Antalya-Manavgat ilçesine bağlı bu güzel tatil beldesi olan Ilıca, doğanın en nadide parçalarına yakışan ilahi bir işçilikle insanlarını doyurur, misafirlerini ağırlar. Bereketiyle ve görsel güzellikleriyle yaşadığınız her anın tadını biraz daha fazla hissettirir, fark ettirmeden daha fazla bağlanmanızı sağlar. Ciğerlerinize çektiğiniz temiz hava Toroslar’dan gelir, Akdeniz’in mavi dalgalarının hoş armonisiyle karışır.Yemyeşil,görkemli dağlar 3 km.’lik uzun sahil şeridiyle buluşur.İnce işlenmiş bir halı gibi size eşlik eder,denize kadar yüzyıllardır her gün aynı güneşe sabırla,ormana ise yeni umutlarla bakar. Belde, sırasıyla Romalılar, Bizanslılar, Selçuklular ve Osmanlılar egemenliğinde kalmıştır. Ilıca Ormana yörükleri tarafından kurulmuştur. Ormana’lı Yörükler,1500-1600’lü yıllardan 1800’lü yıllara kadar yaz aylarında Ormana’da kış aylarında Akdeniz sahiline yakın ılık ve sulak bir bölgede yaşarlardı. Ilıca Nehri’nin çağlayan suları sadece insanların değil yaşayan bütün canlıları besler. Bu can kaynağı nehir, yerleşik hayata geçilmesinden sonra kurulan biri tek diğeri çift oluklu çeşmeden kışın ılık, yazın serin ama gürül gürül akan suyu ile canlılara hayat verir. Ilıca, bulunduğu bölgede de ticaretin can damarlarından biri olarak öne çıkmaya başlar.
Toprağın veriminden yararlanılır; susam,buğday,darı,yulaf ve pamuk üretimi başlar ama en çok susamın satışından,başarılı pazarlamasından iyi gelir elde edilir.Beldeye özgü birde pamuk türü vardır.Belde Halkı buna kelpamuk (kelpamik)demektedir. Ticari amaçlarla üretilmeyen bu pamuk türü toplandıktan sonra ağaç çıkrıklarda, el gücüyle çalışan tezgahlarda çekirdeğinden ayrılan pamuk yayla yumuşatılır,yine ağaçtan yapılmış çarkla ip haline getirilir. Son olarak ıstarlar da dövülür ve bez haline getirilir.Ilıcalılar’ın en temel malzemesi olarak usta ellerde işlenir. Pamuk toplama işi 1940’lı yıllarda çevre köylerinde geçim kaynağı olur.1950’lerde başlayan gelişme isteği sonuçsuz kalmaz. Köye ilk trakör gelir. İnsan ilişkileri değişir,gelişir ve ekilen pamuğun cinsi de yerini yenisine bırakır. Akale pamuğu ekilmeye başlanır. Büyük Ilıca Ovası’nda yetiştirilen pamuk susamın yerini alır.

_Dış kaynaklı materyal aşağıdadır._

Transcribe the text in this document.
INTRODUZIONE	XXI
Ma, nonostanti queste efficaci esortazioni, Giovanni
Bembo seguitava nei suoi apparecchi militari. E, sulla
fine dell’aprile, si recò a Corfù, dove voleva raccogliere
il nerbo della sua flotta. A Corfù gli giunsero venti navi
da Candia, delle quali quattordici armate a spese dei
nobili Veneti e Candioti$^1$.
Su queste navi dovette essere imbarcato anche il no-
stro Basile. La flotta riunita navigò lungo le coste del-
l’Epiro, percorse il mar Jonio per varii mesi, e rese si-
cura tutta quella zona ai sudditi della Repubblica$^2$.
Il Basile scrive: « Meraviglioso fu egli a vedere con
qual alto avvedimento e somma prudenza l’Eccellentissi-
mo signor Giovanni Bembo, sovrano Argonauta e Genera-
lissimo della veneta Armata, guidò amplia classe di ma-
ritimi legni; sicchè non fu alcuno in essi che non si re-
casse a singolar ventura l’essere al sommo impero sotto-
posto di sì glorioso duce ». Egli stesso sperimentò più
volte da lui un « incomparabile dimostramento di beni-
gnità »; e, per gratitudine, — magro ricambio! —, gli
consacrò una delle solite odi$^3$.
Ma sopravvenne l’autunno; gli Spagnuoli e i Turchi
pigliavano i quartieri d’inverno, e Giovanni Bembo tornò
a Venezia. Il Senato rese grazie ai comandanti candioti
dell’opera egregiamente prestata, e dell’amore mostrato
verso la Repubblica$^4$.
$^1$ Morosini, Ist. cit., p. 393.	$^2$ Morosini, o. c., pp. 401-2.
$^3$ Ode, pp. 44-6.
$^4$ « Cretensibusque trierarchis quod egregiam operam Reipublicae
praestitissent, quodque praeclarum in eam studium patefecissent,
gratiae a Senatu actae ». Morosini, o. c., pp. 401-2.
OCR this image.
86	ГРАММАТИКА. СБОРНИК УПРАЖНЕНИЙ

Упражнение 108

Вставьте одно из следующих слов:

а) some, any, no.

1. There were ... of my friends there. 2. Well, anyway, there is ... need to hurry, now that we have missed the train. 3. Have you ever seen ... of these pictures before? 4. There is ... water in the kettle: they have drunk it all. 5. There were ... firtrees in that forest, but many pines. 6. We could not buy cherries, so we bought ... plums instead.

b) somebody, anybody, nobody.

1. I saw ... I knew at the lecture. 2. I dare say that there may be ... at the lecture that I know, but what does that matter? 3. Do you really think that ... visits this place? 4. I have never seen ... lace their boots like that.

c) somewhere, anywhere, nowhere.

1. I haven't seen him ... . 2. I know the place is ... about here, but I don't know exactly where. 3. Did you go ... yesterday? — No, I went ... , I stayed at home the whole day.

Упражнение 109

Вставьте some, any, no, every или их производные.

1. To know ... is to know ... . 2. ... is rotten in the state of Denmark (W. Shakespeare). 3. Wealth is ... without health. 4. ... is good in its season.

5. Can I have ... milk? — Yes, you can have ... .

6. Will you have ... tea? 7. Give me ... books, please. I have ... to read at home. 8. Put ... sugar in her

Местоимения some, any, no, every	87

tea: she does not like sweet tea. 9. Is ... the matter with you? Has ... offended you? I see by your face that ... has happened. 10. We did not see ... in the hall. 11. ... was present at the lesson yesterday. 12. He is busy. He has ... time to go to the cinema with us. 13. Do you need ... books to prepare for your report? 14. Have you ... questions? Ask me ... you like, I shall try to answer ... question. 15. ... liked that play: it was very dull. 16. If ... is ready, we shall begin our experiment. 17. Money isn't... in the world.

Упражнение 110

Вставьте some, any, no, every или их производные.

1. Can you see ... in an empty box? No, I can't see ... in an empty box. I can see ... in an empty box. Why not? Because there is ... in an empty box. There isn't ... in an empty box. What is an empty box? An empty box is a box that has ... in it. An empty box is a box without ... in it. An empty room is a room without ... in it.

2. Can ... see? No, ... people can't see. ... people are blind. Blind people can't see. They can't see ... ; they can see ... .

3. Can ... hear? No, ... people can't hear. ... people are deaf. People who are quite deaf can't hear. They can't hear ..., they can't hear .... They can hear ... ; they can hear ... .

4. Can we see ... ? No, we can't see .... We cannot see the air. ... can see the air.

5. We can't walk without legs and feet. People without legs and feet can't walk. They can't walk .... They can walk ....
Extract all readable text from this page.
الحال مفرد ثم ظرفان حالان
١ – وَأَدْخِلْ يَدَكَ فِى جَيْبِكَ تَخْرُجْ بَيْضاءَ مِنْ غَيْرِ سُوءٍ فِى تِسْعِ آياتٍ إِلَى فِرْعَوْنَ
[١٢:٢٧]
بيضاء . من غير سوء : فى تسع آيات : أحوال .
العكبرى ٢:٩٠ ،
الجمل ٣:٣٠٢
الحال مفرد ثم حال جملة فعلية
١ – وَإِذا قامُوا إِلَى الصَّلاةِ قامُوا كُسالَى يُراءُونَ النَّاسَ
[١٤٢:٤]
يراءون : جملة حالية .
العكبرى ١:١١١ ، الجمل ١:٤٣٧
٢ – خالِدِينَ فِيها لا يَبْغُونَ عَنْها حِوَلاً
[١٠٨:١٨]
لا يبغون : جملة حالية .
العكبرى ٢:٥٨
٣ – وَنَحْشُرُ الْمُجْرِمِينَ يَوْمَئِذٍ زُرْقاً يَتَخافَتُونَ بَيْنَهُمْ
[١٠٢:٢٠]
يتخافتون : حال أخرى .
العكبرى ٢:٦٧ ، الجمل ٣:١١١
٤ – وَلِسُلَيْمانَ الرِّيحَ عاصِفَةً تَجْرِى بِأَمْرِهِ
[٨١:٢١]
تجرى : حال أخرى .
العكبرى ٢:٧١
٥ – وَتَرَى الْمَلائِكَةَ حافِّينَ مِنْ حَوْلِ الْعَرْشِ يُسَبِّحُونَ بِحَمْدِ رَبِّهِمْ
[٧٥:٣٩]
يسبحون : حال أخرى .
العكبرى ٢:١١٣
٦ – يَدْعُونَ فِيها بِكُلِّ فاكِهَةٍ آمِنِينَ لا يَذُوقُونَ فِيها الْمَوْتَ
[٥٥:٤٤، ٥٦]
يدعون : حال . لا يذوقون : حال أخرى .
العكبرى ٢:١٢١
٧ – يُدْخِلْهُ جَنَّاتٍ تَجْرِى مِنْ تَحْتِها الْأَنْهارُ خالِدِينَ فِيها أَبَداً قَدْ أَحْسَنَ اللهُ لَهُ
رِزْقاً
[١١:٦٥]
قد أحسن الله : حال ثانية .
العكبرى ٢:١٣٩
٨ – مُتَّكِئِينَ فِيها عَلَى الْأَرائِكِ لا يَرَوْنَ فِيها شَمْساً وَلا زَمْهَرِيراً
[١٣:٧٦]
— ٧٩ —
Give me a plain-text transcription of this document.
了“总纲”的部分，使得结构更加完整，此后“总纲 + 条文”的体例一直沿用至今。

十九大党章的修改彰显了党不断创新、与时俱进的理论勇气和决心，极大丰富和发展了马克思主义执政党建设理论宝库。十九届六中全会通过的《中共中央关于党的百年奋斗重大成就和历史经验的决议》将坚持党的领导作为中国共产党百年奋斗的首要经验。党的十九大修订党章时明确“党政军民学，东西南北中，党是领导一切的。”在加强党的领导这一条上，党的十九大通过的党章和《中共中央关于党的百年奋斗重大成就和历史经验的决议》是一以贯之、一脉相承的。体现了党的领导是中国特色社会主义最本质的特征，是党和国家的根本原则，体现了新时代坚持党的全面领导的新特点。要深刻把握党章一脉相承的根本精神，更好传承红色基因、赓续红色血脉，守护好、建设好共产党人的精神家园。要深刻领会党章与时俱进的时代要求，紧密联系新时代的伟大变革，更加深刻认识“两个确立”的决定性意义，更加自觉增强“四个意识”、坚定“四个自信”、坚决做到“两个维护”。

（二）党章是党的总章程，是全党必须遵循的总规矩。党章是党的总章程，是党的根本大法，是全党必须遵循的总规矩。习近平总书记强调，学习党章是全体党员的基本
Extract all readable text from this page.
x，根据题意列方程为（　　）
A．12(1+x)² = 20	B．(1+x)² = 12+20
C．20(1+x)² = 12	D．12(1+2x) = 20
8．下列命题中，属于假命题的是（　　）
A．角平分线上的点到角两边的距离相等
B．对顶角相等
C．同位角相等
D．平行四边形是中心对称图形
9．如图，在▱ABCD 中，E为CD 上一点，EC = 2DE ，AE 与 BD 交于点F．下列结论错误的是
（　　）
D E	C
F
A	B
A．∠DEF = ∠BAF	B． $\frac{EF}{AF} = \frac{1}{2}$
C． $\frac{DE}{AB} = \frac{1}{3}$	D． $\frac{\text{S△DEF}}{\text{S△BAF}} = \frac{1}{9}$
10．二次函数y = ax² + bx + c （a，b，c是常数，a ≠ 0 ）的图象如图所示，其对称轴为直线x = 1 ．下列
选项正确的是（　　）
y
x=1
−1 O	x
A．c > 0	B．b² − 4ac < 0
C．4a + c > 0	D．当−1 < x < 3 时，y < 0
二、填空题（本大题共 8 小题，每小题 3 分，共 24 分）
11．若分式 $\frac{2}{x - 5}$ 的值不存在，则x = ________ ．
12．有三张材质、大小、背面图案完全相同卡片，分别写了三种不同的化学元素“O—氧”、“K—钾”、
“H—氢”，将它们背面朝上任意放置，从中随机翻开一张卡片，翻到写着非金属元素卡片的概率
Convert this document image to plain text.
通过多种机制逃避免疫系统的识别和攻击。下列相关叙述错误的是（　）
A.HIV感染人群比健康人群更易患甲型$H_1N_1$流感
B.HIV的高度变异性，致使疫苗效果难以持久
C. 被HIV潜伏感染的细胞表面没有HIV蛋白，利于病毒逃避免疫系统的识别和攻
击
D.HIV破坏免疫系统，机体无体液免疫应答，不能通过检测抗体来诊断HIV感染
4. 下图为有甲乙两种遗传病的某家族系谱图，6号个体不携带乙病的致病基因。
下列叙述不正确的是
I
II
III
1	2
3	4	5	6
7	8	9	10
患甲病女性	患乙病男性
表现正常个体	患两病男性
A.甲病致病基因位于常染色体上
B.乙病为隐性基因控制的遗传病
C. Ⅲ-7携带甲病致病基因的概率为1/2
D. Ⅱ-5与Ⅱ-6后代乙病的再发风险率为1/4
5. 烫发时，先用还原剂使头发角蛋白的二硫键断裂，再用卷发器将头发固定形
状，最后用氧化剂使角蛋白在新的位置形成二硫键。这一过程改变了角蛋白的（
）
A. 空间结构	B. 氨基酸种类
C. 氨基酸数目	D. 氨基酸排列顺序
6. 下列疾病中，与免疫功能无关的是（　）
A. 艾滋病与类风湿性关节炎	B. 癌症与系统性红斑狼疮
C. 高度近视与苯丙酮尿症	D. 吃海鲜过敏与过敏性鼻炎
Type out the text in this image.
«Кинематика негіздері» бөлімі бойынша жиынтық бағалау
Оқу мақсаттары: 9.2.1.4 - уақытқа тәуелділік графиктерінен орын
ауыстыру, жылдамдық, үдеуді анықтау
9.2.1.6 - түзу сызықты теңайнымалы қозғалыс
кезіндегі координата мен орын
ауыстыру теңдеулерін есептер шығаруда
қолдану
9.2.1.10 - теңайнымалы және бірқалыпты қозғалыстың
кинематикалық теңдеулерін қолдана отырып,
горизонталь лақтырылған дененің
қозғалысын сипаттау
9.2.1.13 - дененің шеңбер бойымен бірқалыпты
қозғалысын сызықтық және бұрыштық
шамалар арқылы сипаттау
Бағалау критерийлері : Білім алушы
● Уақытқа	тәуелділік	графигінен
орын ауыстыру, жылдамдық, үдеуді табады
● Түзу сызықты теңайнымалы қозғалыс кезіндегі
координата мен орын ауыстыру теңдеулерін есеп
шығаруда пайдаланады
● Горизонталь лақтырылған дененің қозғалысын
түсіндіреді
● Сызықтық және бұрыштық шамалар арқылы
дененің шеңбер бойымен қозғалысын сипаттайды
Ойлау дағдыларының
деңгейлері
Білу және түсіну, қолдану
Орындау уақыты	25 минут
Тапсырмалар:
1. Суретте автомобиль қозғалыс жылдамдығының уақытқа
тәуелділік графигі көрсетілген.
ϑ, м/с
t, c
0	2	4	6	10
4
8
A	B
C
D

Üretimden elde edilen getiri artar, belde halkı için yeni hayatların başlamasının önündeki engeller birer birer ortadan kalkmaya başlar. Eski ahırlı iki odalı dıştan merdivenli taş evlerin yerini içeriden merdivenli,cumbalı geniş salonlu çok odalı konaklara bırakır.modernleşme ve zenginlik beldeye yeni gelişmelerin gelmesini sağlar, Ilıca cazibesi yüksek,güzel bir beldeye dönüşmeye başlar. Tarımdaki bu hızlı gelişme 80’lerdeki yeni liberal politikaların uygulanmasıyla kendine yeni bir yön bulur. Belde gelecekteki yapısını şekillendirecek ilk adımları atar,turizm yatırımları başlar.İlk otel 1987’de Kumköy’de açılır.Yatırımları bütün bölgeye yaymayı başaran Ilıcalı’lar,yeni hedefleri doğrultusunda her gün hedeflerini yenileyerek güçlü bir motivasyonla geleceklerini kurmaya devam ederler.
Eskilerde yaz aylarında köylülerin tahtadan çardaklar yapıp, Akdeniz’in meltemiyle serinledikleri ılıca sahilinde şimdilerde 40’a yakın irili ufaklı turistik otel bulunmaktadır.Bunlar 20 bin yatak kapasitesine sahiptir. Ilıca; denizle kumun, kumla yeşilin, yeşille mavi gökyüzünün iç içe geçtiği eşsiz doğası, dört mevsimi ayrı güzelliği, misafirperver ahalisi ile tüm dünya insanlarına huzurlu ve benzersiz bir ortam sunar.